Friday, September 14, 2001

Silent Running

I’ve been deathly quiet in this medium for a long time now. I had a lot of big, clever, funny things I’d been saving up to say. Then Tuesday happened: and suddenly, I didn’t feel very big or very clever, and nothing seemed very funny.

I spent Tuesday night in church, which is not unusual in itself—that’s the night for choir practice. About two hours before the scheduled practice I was strongly considering cancelling—then I got a call that there a special Mass had been hastily arranged for 8:30 PM, and I said Let’s do it.

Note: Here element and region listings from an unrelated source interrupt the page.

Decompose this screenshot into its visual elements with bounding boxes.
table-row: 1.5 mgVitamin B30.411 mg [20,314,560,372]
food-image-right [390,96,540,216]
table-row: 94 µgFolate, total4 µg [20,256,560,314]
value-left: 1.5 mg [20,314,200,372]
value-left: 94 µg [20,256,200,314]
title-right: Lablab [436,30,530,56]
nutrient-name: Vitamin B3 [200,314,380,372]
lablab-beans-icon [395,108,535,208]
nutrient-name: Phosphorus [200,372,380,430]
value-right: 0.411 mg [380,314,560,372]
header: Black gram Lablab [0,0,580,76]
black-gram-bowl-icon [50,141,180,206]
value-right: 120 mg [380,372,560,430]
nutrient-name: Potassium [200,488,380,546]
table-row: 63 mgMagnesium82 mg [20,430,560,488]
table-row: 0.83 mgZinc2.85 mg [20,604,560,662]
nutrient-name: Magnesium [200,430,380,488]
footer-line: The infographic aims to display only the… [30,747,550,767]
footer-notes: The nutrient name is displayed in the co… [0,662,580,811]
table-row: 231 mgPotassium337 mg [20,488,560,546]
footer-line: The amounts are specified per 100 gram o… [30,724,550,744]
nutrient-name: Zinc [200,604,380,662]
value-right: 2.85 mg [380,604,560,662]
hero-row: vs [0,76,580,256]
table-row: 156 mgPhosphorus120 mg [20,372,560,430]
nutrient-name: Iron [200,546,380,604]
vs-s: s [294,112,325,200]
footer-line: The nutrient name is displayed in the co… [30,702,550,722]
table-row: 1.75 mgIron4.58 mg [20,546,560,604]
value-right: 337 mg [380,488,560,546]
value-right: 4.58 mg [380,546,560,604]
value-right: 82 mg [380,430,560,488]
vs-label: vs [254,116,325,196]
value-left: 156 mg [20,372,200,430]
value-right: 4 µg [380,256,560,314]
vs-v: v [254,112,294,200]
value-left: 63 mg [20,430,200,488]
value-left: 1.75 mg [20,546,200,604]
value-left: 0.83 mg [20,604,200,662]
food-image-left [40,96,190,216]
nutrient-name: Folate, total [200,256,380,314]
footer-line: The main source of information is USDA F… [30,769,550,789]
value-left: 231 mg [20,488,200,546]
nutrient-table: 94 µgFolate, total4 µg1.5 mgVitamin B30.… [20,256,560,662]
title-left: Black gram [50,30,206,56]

Only a few people showed for 7:00 rehearsal, but they were all game to stay and sing the Mass immediately following. We threw ourselves into the task of assembling a program of songs with a certain jolly desperation: C’mon, kids, let’s put on a show!—singing songs to keep the dark away. But as the church slowly filled with people, familiar faces made strange by an uncharacteristic whapped-upside-the-head-with-a-stout-plank cast to their expressions, I knew that this was the place to be. At least singing “Dona Nobis Pacem” with a lump in my throat felt a hell of a lot more useful than chewing my cuticles bloody in front of CNN.

I’m worried now about what choices my role might force me to take in the weeks and months ahead—what songs I will be asked to sing, in pursuit of what agendas. The church has an obvious role in bringing aid and comfort, and in asking mercy and blessing upon our nation and our people: but the church can also be used to whip a people into a belligerent frenzy (glory, glory hallelujah!), and of that I want no part.

Small problems, indeed. Pray for me. For all of us.